Ed O’Nist’s informative primer on penis size might address some of these insecurities, partly by pointing out that bigger isn’t always better (sometimes it’s downright painful), and that on average, we’re all fairly similar. It ain’t what you got, it’s what you do with it that counts.

But, for me at least, sex toys affect these same insecurities. If you’re unsure about your penis size it’s understandable that you’d be somewhat uneasy about a dildo that’s twice ‘the man you are’. So unless you consider yourself absolutely untouchable in the sack you might also be threatened by a toy that does something you never could. There’s my aforementioned non-oscillating penis issue, for one.

During the early part of the sex toy boom many items were advertised as ‘men replacements’ (I’m looking at you, Rampant Rabbit). When it’s described like that, it’s hard not to feel… emasculated, even redundant. And you ladies can stop smirking at the back, because this issue is likely to become more inclusive. It’s easy to spot the link between vibrators that do things men can’t and a crisis of masculinity. But with the growing popularity of male masturbators, might women one day be threatened by a Fleshlight?

I spoke to one of my lesbian friends, and she give me a sympathetic look and a head shake (I get that a lot). She wasn’t threatened by sex toys at all. I pointed out – rather churlishly, it must be said – that this was perhaps because no ‘aspect’ of her was being replaced. She countered (after a fully justified smack in the face) that it’s not the how of sexual contact that matters to her and her partner, it’s the why and the what. They’re both looking to satisfy and entertain their better half. How they get there isn’t so important. And even with the most inventive sex toys in the world, you’ll always have more variety with a partner, “if only to get the angles right”.

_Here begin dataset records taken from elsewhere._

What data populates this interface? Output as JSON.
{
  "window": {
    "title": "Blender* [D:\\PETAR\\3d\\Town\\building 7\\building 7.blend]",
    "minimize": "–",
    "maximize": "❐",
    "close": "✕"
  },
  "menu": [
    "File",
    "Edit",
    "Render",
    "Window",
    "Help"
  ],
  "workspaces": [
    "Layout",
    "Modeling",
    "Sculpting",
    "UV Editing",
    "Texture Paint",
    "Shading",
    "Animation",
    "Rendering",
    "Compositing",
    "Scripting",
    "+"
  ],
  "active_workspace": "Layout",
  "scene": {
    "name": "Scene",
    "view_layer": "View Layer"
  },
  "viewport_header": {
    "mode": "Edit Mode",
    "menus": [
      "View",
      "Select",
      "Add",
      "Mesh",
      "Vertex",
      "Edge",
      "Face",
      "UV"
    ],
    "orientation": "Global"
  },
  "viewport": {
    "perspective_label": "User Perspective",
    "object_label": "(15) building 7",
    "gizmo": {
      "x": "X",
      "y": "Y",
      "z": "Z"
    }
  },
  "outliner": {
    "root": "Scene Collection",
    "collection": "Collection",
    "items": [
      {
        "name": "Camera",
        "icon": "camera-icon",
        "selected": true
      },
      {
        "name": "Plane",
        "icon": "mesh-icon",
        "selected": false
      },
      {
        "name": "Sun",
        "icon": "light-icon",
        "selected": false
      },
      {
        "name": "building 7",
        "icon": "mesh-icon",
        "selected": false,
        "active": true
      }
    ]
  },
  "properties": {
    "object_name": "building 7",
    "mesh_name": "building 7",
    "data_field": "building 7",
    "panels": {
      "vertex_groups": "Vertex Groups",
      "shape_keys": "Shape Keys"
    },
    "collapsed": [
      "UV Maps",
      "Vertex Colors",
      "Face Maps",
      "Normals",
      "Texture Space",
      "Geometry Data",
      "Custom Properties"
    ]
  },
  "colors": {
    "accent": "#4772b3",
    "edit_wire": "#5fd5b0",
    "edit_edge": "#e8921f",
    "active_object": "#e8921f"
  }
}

She also pointed out that sex is about more than the dash to orgasm. “You can’t have skin on skin contact with a dildo.” And when you put it like that, even a sex toy that totally replaces an aspect of you – even one that outdoes you in the vital statistics  –  can’t really compete. I still can’t frantically oscillate my penis, but a bullet vibe hasn’t got my sparkling wit. It can’t cook a steak, or plot a graph, or summarise a movie. It’s a specific tool with a specific function, and as soon as I pick it up, it’s my tool.

So perhaps the best way to stop being intimidated by sex toys is to just embrace them. The whole ‘bigger is better’ stereotype is simplistic, redundant and counterproductive, and we all rationally know this is true. So it seems like a waste of time to apply it to bits of plastic and silicone. You shouldn’t feel like you’re losing out in comparison, because you’re comparing enitrely dissimilar things.

Sex toys needn’t be a challenge to your ‘real’ self. They could be a part of your ‘ideal’ self instead. Everybody wins, and I can cease my oscillating-penis training regime, which in all honesty is becoming a burden.